The turbinates play a key role in nasal resistance and arranging airflow in the nasal cavity.7 Therefore, most surgeons prefer to resect the middle turbinate to have better exposure. However, the effect of middle turbinate resection on olfaction is controversial. Nyquist et al.16 suggested that the middle turbinate may be preserved to have a better sinonasal function in sellar or parasellar skull base surgery. Conversely, some studies1,17 have argued that there is no effect of the middle turbinate resection on olfactory functions. Similarly, we had to resect the middle turbinate in all of the cases in the current study, and we concluded that resecting the middle turbinate is safe and has no effect on olfactory functions if performed properly.

We believe that this is the first study on the topic of odour measurements after endoscopic repair of CSF fistula, although it has some limitations. The current study is retrospective with a small number of patients. This is a small study population because CSF leak without any other sinonasal co-morbidities is not a common situation. Moreover, complete olfactory testing takes a long time, and patient cooperation is crucial. We described worsening or improving odour perception as a point difference between pre-and post-operative values, but another chosen level may affect the results. Further studies on the topic will be useful because endoscopic repair of CSF fistula is rare. Another weakness of this study is with regard to the use of fibrin tissue glue because we used it regularly in all of our CSF leak closure cases, and it was impossible for us to make a comparison between using tissue glue and not using it.

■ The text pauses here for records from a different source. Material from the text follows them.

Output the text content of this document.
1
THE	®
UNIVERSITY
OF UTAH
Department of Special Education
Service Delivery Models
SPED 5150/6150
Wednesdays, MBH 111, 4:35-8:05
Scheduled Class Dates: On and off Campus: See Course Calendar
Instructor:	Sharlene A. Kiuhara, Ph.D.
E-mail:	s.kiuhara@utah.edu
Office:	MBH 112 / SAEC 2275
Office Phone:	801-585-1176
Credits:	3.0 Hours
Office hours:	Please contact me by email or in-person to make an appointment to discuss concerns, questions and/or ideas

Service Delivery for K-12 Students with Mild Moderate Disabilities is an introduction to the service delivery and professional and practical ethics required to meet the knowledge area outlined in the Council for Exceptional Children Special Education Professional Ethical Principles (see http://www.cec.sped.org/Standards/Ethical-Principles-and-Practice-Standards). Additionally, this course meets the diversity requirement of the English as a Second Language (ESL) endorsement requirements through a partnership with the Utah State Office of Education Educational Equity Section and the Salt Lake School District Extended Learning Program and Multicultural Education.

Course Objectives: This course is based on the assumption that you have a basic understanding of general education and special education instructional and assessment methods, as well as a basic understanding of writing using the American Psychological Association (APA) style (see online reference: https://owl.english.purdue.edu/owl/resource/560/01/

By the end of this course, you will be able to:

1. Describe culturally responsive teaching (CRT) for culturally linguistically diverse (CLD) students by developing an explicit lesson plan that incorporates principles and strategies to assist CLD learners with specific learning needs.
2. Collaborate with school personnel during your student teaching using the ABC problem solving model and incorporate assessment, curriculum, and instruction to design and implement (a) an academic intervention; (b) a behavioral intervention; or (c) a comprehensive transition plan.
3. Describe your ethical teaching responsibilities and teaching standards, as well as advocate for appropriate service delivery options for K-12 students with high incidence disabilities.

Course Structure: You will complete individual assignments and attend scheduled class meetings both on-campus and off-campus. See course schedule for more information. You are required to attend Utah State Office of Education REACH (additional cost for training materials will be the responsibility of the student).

  • Sense of smell is closely related to quality of life of patients

  • Every nasal surgery has a damage risk for olfactory functions

  • The relationship between endoscopic repair of cerebrospinal fluid (CSF) leak and olfaction has not been investigated yet

  • This study detected an increase in odour thresholds of the patients in the first year after CSF leak closure compared with pre-operative status

  • There is a weak correlation between the aetiology and test results; spontaneous cases got worse in odour discrimination than traumatic cases

  • The results of this study suggest that endoscopic endonasal repair of CSF leaks are safe regarding the preservation of olfaction

Conclusion

Our results suggest that complaints as a result of olfactory changes after anterior skull base CSF repair decrease during the first year after surgery. There was a weak correlation between the aetiology and test results, and in that aspect we believe that surgical trauma has more effect than the cause of CSF leak on olfactory functions, and any closure methods will have similar results in long-term follow up. Multivariate analysis, including aetiology, location, use of flap and flap harvesting technique with larger populations is needed to confirm our results.